By the beginning of Chapter 3, students know that Australia receives more ultraviolet light than Brazil, and they turn their attention to investigating why Australia receives more ultraviolet light than other parts of the world. Is it possible that something different is happening to the light as it travels from the sun to Earth’s surface in Australia? To answer this question, students investigate what can happen to light as it travels. Through investigations and Active Reading, students learn that light can be absorbed by a material, transmitted through a material, or reflected off a material. They also learn that when light is transmitted or reflected, the energy goes with the light. Next, students receive evidence about how light interacts with different substances in the atmosphere, including ozone, which absorbs ultraviolet light. Students learn that the atmosphere above Australia has less ozone than the atmosphere above Brazil, and use the Light Waves Modeling Tool to show how this allows more ultraviolet light to reach Australia. By the end of the chapter, students are ready to use the evidence about ultraviolet light, ozone levels in the atmosphere, and melanin levels in the population to write a final argument to the Australian Health Alliance about why the skin cancer rate in Australia is so high.

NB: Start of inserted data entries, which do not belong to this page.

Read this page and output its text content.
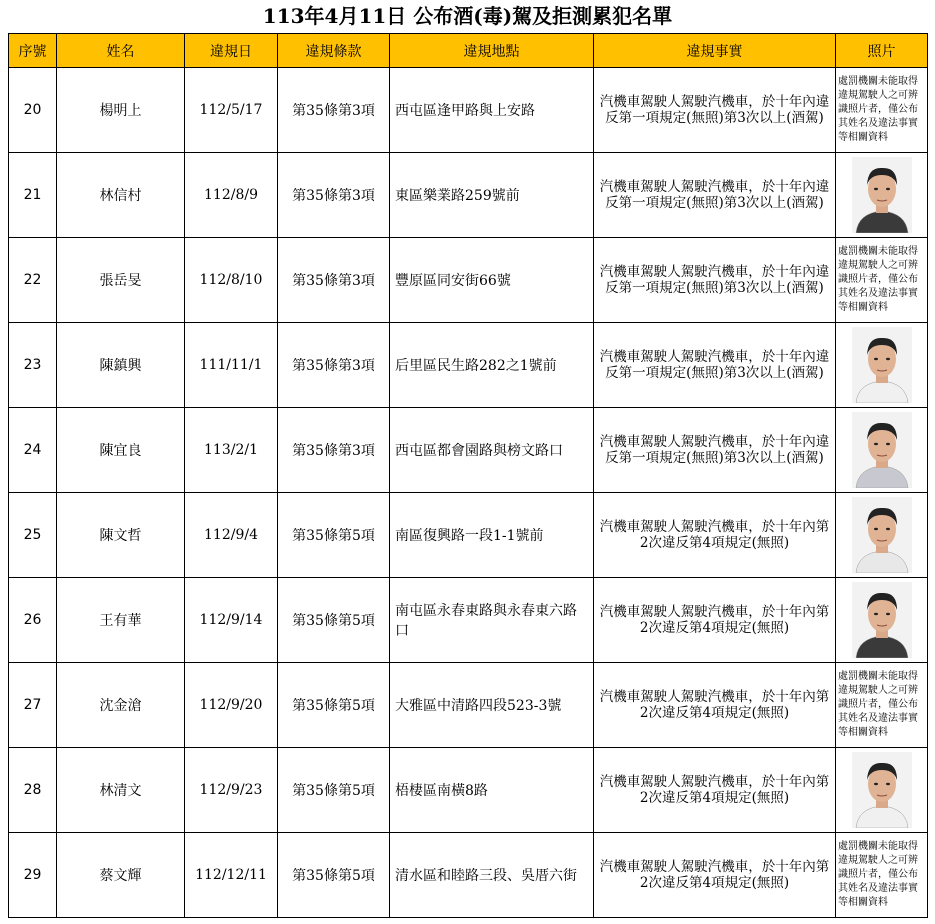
113年4月11日 公布酒(毒)駕及拒測累犯名單
序號	姓名	違規日	違規條款	違規地點	違規事實	照片
20	楊明上	112/5/17	第35條第3項	西屯區逢甲路與上安路	汽機車駕駛人駕駛汽機車，於十年內違反第一項規定(無照)第3次以上(酒駕)	處罰機關未能取得違規駕駛人之可辨識照片者，僅公布 其姓名及違法事實等相關資料

21	林信村	112/8/9	第35條第3項	東區樂業路259號前	汽機車駕駛人駕駛汽機車，於十年內違反第一項規定(無照)第3次以上(酒駕)	

22	張岳旻	112/8/10	第35條第3項	豐原區同安街66號	汽機車駕駛人駕駛汽機車，於十年內違反第一項規定(無照)第3次以上(酒駕)	處罰機關未能取得違規駕駛人之可辨識照片者，僅公布 其姓名及違法事實等相關資料

23	陳鎮興	111/11/1	第35條第3項	后里區民生路282之1號前	汽機車駕駛人駕駛汽機車，於十年內違反第一項規定(無照)第3次以上(酒駕)	

24	陳宜良	113/2/1	第35條第3項	西屯區都會園路與榜文路口	汽機車駕駛人駕駛汽機車，於十年內違反第一項規定(無照)第3次以上(酒駕)	

25	陳文哲	112/9/4	第35條第5項	南區復興路一段1-1號前	汽機車駕駛人駕駛汽機車，於十年內第2次違反第4項規定(無照)	

26	王有華	112/9/14	第35條第5項	南屯區永春東路與永春東六路口	汽機車駕駛人駕駛汽機車，於十年內第2次違反第4項規定(無照)	

27	沈金滄	112/9/20	第35條第5項	大雅區中清路四段523-3號	汽機車駕駛人駕駛汽機車，於十年內第2次違反第4項規定(無照)	處罰機關未能取得違規駕駛人之可辨識照片者，僅公布 其姓名及違法事實等相關資料

28	林清文	112/9/23	第35條第5項	梧棲區南橫8路	汽機車駕駛人駕駛汽機車，於十年內第2次違反第4項規定(無照)	

29	蔡文輝	112/12/11	第35條第5項	清水區和睦路三段、吳厝六街	汽機車駕駛人駕駛汽機車，於十年內第2次違反第4項規定(無照)	處罰機關未能取得違規駕駛人之可辨識照片者，僅公布 其姓名及違法事實等相關資料
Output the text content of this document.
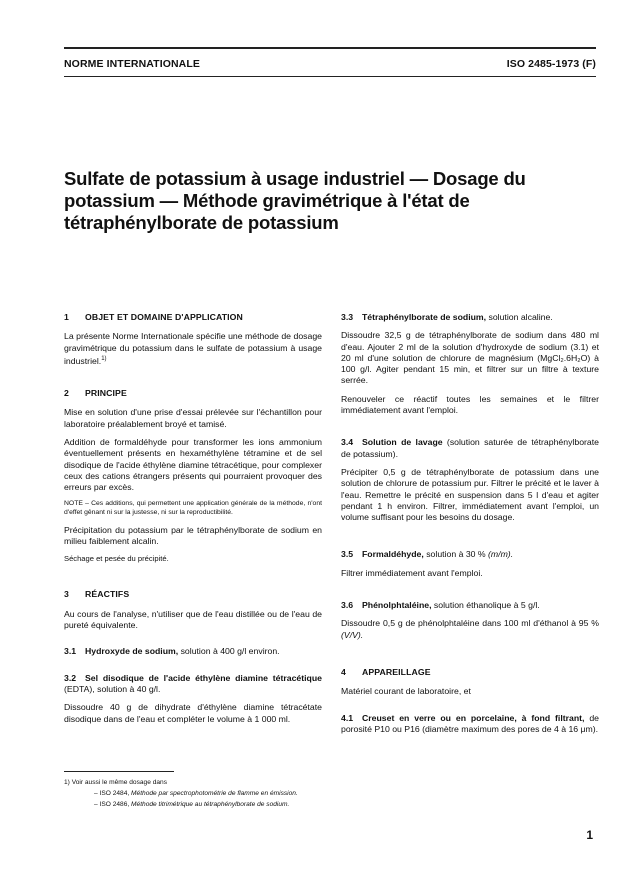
NORME INTERNATIONALE	ISO 2485-1973 (F)
Sulfate de potassium à usage industriel — Dosage du potassium — Méthode gravimétrique à l'état de tétraphénylborate de potassium
1 OBJET ET DOMAINE D'APPLICATION

La présente Norme Internationale spécifie une méthode de dosage gravimétrique du potassium dans le sulfate de potassium à usage industriel.$^{1)}$

2 PRINCIPE

Mise en solution d'une prise d'essai prélevée sur l'échantillon pour laboratoire préalablement broyé et tamisé.

Addition de formaldéhyde pour transformer les ions ammonium éventuellement présents en hexaméthylène tétramine et de sel disodique de l'acide éthylène diamine tétracétique, pour complexer ceux des cations étrangers présents qui pourraient provoquer des erreurs par excès.

NOTE – Ces additions, qui permettent une application générale de la méthode, n'ont d'effet gênant ni sur la justesse, ni sur la reproductibilité.

Précipitation du potassium par le tétraphénylborate de sodium en milieu faiblement alcalin.

Séchage et pesée du précipité.

3 RÉACTIFS

Au cours de l'analyse, n'utiliser que de l'eau distillée ou de l'eau de pureté équivalente.

3.1 Hydroxyde de sodium, solution à 400 g/l environ.
3.2 Sel disodique de l'acide éthylène diamine tétracétique (EDTA), solution à 40 g/l.

Dissoudre 40 g de dihydrate d'éthylène diamine tétracétate disodique dans de l'eau et compléter le volume à 1 000 ml.

3.3 Tétraphénylborate de sodium, solution alcaline.

Dissoudre 32,5 g de tétraphénylborate de sodium dans 480 ml d'eau. Ajouter 2 ml de la solution d'hydroxyde de sodium (3.1) et 20 ml d'une solution de chlorure de magnésium (MgCl₂.6H₂O) à 100 g/l. Agiter pendant 15 min, et filtrer sur un filtre à texture serrée.

Renouveler ce réactif toutes les semaines et le filtrer immédiatement avant l'emploi.

3.4 Solution de lavage (solution saturée de tétraphénylborate de potassium).

Précipiter 0,5 g de tétraphénylborate de potassium dans une solution de chlorure de potassium pur. Filtrer le précité et le laver à l'eau. Remettre le précité en suspension dans 5 l d'eau et agiter pendant 1 h environ. Filtrer, immédiatement avant l'emploi, un volume suffisant pour les besoins du dosage.

3.5 Formaldéhyde, solution à 30 % (m/m).

Filtrer immédiatement avant l'emploi.

3.6 Phénolphtaléine, solution éthanolique à 5 g/l.

Dissoudre 0,5 g de phénolphtaléine dans 100 ml d'éthanol à 95 % (V/V).

4 APPAREILLAGE

Matériel courant de laboratoire, et

4.1 Creuset en verre ou en porcelaine, à fond filtrant, de porosité P10 ou P16 (diamètre maximum des pores de 4 à 16 μm).
1) Voir aussi le même dosage dans
– ISO 2484, Méthode par spectrophotométrie de flamme en émission.
– ISO 2486, Méthode titrimétrique au tétraphénylborate de sodium.
1
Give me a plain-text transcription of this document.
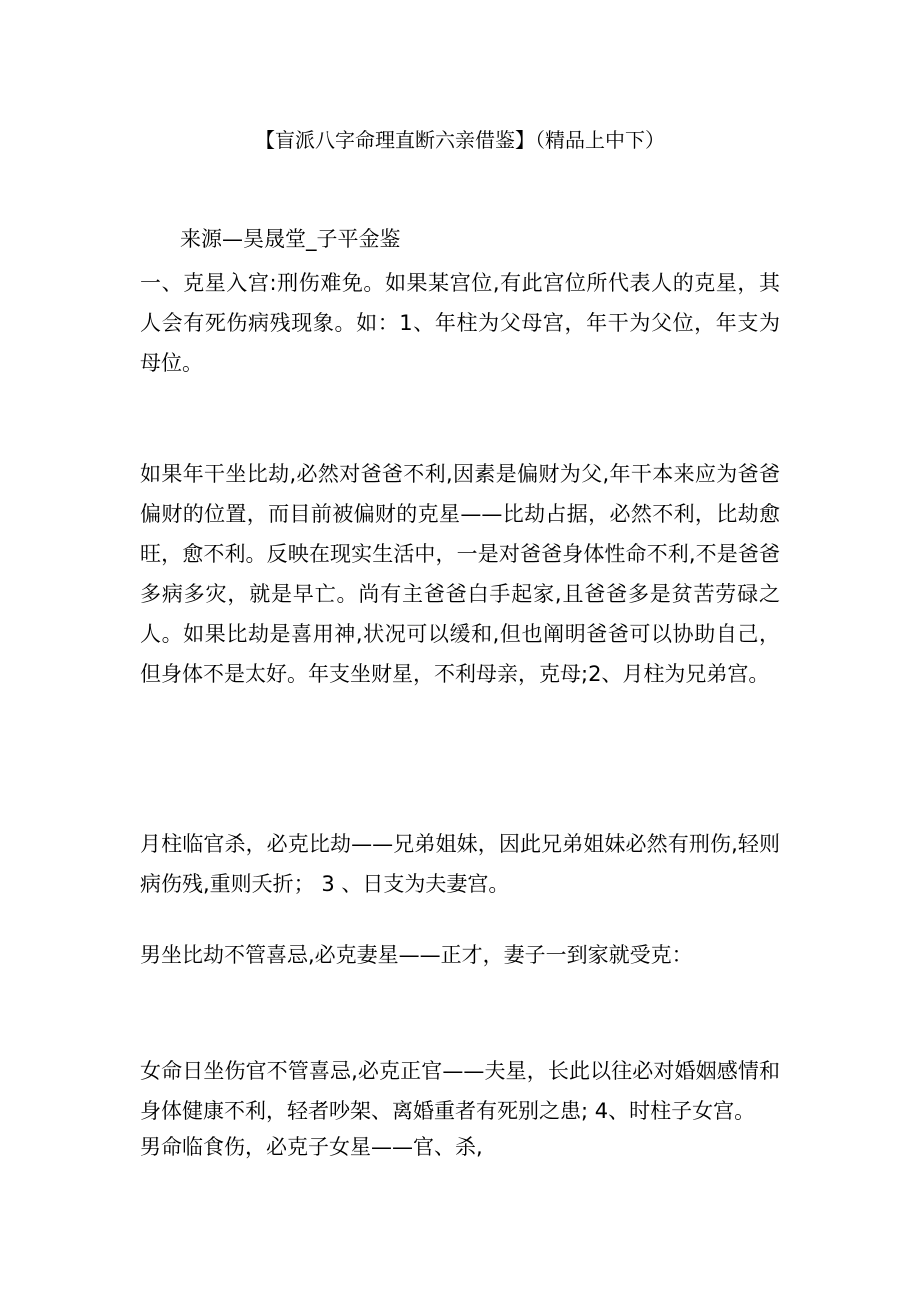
【盲派八字命理直断六亲借鉴】（精品上中下）
来源—昊晟堂_子平金鉴

一、克星入宫:刑伤难免。如果某宫位,有此宫位所代表人的克星，其人会有死伤病残现象。如：1、年柱为父母宫，年干为父位，年支为母位。

如果年干坐比劫,必然对爸爸不利,因素是偏财为父,年干本来应为爸爸偏财的位置，而目前被偏财的克星——比劫占据，必然不利，比劫愈旺，愈不利。反映在现实生活中，一是对爸爸身体性命不利,不是爸爸多病多灾，就是早亡。尚有主爸爸白手起家,且爸爸多是贫苦劳碌之人。如果比劫是喜用神,状况可以缓和,但也阐明爸爸可以协助自己，但身体不是太好。年支坐财星，不利母亲，克母;2、月柱为兄弟宫。

月柱临官杀，必克比劫——兄弟姐妹，因此兄弟姐妹必然有刑伤,轻则病伤残,重则夭折； 3 、日支为夫妻宫。

男坐比劫不管喜忌,必克妻星——正才，妻子一到家就受克：

女命日坐伤官不管喜忌,必克正官——夫星，长此以往必对婚姻感情和身体健康不利，轻者吵架、离婚重者有死别之患; 4、时柱子女宫。

男命临食伤，必克子女星——官、杀,
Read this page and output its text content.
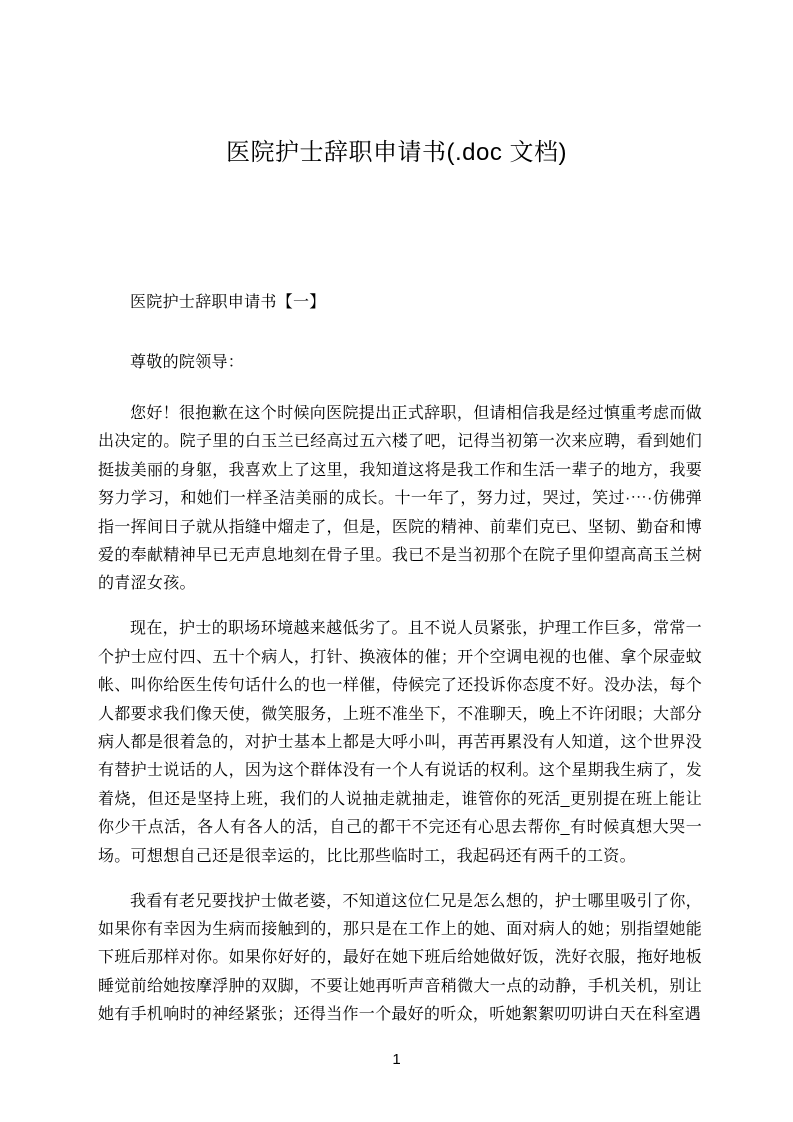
医院护士辞职申请书(.doc 文档)
医院护士辞职申请书【一】
尊敬的院领导：

您好！很抱歉在这个时候向医院提出正式辞职，但请相信我是经过慎重考虑而做出决定的。院子里的白玉兰已经高过五六楼了吧，记得当初第一次来应聘，看到她们挺拔美丽的身躯，我喜欢上了这里，我知道这将是我工作和生活一辈子的地方，我要努力学习，和她们一样圣洁美丽的成长。十一年了，努力过，哭过，笑过·⋯·仿佛弹指一挥间日子就从指缝中熘走了，但是，医院的精神、前辈们克已、坚韧、勤奋和博爱的奉献精神早已无声息地刻在骨子里。我已不是当初那个在院子里仰望高高玉兰树的青涩女孩。

现在，护士的职场环境越来越低劣了。且不说人员紧张，护理工作巨多，常常一个护士应付四、五十个病人，打针、换液体的催；开个空调电视的也催、拿个尿壶蚊帐、叫你给医生传句话什么的也一样催，侍候完了还投诉你态度不好。没办法，每个人都要求我们像天使，微笑服务，上班不准坐下，不准聊天，晚上不许闭眼；大部分病人都是很着急的，对护士基本上都是大呼小叫，再苦再累没有人知道，这个世界没有替护士说话的人，因为这个群体没有一个人有说话的权利。这个星期我生病了，发着烧，但还是坚持上班，我们的人说抽走就抽走，谁管你的死活_更别提在班上能让你少干点活，各人有各人的活，自己的都干不完还有心思去帮你_有时候真想大哭一场。可想想自己还是很幸运的，比比那些临时工，我起码还有两千的工资。

我看有老兄要找护士做老婆，不知道这位仁兄是怎么想的，护士哪里吸引了你，如果你有幸因为生病而接触到的，那只是在工作上的她、面对病人的她；别指望她能下班后那样对你。如果你好好的，最好在她下班后给她做好饭，洗好衣服，拖好地板睡觉前给她按摩浮肿的双脚，不要让她再听声音稍微大一点的动静，手机关机，别让她有手机响时的神经紧张；还得当作一个最好的听众，听她絮絮叨叨讲白天在科室遇

1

In Chapter 4, students apply what they have learned about how light interacts with materials to a new phenomenon: Scientists from the fictional Australian Institute of Marine Biology want to know whether a species of crab that lives near the ocean floor can see the plankton it eats. Students analyze evidence about how different types of light interact with ocean water and the dense mass of algae above where the crabs live. Students present their ideas and evidence to the whole class in the Science Seminar, and by the end of the chapter they are prepared to apply their knowledge of what happens to light as it travels and their analysis of the evidence to construct a final written argument.